No one will shed tears for Dany Levy. The Daily Candy founder made close to $25 million, by our calculations, on the sale of her email shopping newsletter to Comcast. But former AOL honcho Bob Pittman's Pilot Group took the lion's share of the $125 million windfall, after paying Levy and her family investors just $3.5 million for the privilege five years ago. Pittman's incredible return on investment has helped rehabilitate his tarnished image. But, despite her cheery public pronouncements, Levy must lose some sleep wondering whether she could have driven a harder bargain in the dark post-dot-com days of 2003. Perhaps, one tipster wonders, her thoughts turn to Andy Russell, Pittman's junior partner at Pilot Group, and the "close family friend of Dany since childhood" who is said to have advised her on the $3.5 million valuation.
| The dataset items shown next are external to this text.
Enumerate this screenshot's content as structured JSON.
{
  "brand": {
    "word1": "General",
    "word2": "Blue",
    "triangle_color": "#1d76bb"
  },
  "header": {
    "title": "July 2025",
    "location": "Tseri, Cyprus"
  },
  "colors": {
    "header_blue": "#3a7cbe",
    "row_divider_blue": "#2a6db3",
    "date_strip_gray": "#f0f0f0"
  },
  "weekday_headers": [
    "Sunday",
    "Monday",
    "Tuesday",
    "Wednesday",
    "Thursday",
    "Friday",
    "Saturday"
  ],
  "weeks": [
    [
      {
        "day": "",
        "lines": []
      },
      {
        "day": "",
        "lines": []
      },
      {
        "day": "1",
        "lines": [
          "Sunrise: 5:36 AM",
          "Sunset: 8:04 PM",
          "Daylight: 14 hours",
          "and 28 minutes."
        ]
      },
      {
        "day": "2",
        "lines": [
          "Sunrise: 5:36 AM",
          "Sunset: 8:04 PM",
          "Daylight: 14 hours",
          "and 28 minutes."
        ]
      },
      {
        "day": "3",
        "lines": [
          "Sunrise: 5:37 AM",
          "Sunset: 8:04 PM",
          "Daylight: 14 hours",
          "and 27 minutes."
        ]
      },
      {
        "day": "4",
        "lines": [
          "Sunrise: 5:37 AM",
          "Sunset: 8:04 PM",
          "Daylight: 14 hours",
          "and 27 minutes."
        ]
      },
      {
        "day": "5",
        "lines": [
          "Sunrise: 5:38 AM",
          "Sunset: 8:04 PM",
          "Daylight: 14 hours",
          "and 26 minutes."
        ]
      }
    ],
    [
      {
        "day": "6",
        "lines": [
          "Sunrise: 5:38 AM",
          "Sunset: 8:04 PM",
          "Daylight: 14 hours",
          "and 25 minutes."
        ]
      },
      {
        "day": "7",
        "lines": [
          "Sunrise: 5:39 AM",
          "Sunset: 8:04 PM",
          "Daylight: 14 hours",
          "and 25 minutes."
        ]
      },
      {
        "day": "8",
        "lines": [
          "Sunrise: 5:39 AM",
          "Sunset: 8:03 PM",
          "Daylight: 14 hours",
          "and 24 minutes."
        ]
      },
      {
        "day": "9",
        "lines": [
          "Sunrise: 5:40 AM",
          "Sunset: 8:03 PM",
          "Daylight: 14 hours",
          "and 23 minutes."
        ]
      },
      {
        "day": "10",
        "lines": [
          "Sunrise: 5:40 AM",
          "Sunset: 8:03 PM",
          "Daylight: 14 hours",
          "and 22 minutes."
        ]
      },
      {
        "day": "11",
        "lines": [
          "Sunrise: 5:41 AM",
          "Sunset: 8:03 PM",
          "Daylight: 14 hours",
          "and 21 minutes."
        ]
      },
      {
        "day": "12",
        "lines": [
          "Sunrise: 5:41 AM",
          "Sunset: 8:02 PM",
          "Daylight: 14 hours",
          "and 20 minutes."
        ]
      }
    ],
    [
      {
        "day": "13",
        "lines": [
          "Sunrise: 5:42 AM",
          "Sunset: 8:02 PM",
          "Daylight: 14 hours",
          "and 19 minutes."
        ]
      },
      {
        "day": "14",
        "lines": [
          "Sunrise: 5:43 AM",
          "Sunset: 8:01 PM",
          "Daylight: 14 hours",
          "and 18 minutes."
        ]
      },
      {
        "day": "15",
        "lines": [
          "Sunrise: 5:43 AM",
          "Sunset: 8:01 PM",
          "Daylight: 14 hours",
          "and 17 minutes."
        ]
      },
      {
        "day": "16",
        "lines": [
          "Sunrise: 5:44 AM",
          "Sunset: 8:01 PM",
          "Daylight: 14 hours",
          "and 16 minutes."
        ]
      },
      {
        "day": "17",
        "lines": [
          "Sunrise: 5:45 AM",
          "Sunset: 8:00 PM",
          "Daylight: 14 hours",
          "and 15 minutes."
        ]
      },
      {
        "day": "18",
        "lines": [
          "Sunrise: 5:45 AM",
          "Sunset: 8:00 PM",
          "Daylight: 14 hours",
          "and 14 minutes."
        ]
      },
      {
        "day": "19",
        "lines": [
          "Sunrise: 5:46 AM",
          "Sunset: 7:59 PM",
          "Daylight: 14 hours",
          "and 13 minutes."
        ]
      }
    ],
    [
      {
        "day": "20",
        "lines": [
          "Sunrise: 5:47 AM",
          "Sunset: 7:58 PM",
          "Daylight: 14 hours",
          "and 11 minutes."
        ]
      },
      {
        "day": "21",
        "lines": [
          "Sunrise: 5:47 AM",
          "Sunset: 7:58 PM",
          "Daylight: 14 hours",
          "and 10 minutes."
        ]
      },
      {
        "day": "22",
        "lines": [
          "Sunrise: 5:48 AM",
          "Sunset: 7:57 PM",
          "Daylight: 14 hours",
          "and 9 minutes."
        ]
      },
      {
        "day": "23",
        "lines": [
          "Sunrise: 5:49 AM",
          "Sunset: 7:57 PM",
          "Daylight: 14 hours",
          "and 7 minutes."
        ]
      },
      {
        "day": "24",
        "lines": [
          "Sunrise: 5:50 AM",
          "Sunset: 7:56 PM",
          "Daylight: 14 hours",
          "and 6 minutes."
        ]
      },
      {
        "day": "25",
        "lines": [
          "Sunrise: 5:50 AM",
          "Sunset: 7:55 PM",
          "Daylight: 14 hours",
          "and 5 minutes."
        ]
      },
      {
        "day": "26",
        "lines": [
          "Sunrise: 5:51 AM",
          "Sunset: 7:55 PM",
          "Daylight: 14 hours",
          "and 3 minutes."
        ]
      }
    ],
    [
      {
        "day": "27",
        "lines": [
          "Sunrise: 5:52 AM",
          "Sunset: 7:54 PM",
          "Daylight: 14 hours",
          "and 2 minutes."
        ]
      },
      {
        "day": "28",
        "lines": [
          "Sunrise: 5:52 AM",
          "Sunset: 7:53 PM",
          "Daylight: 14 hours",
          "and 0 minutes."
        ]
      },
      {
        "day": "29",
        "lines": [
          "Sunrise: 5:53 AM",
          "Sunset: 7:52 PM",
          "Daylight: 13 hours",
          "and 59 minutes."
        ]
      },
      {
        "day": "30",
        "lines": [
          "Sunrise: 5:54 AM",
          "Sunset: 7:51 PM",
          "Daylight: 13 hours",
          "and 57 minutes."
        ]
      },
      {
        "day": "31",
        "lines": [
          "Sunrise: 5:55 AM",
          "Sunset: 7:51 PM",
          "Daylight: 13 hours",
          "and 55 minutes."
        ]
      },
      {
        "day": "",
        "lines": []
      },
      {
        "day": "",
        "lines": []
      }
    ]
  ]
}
On the one hand, a childhood pal — Russell's mom was reportedly best friends with Levy's mom — can do far worse than guiding one to tens of millions of dollars in wealth. And Pilot Group did more than passively watch its investment grow. From what we hear, Pittman's salesmanship was key to growing Daily Candy's advertising base. Such involvement would be in keeping with Pilot Group's focus on taking a "control position" in its investments. After the investment firm acquired Daily Candy, the newsletter's subscriber count grew tenfold to 2.5 million.

But not everyone buys that version of events. Said the tipster, an AOL veteran who followed Daily Candy closely:

For Pittman to brag that subscribers have increased since he made
the investment is just private equity puffery and delusion. That
would be like my grandmother taking credit for the business success of
the stocks she owns.

Perhaps Russell's help was not so selfless. As our source notes, Russell's advice on the deal would have been "highly conflicted," Russell having worked for Pittman for several months before the Daily Candy investment closed in late 2003.

His line to other potential portfolio
companies and strategic partners is that through his friendship with
Dany, HE was responsible for the early success of Daily Candy as a
startup, so he didn't feel compunction about duping the original
shareholders... Whatever the case, Pittman was not a genius to have his
junior guy abuse a family friendship in a predatory deal.

Let this be a lesson to startup founders who are not yet sufficiently cautions about venture capital investment, or who spend too much time worrying about whether their fameball girlfriends really truly love them for the right reasons: If you're not careful, you might have to settle for a paltry $25 mil when the big payday comes. After taxes, you'll barely be able to afford a decent loft!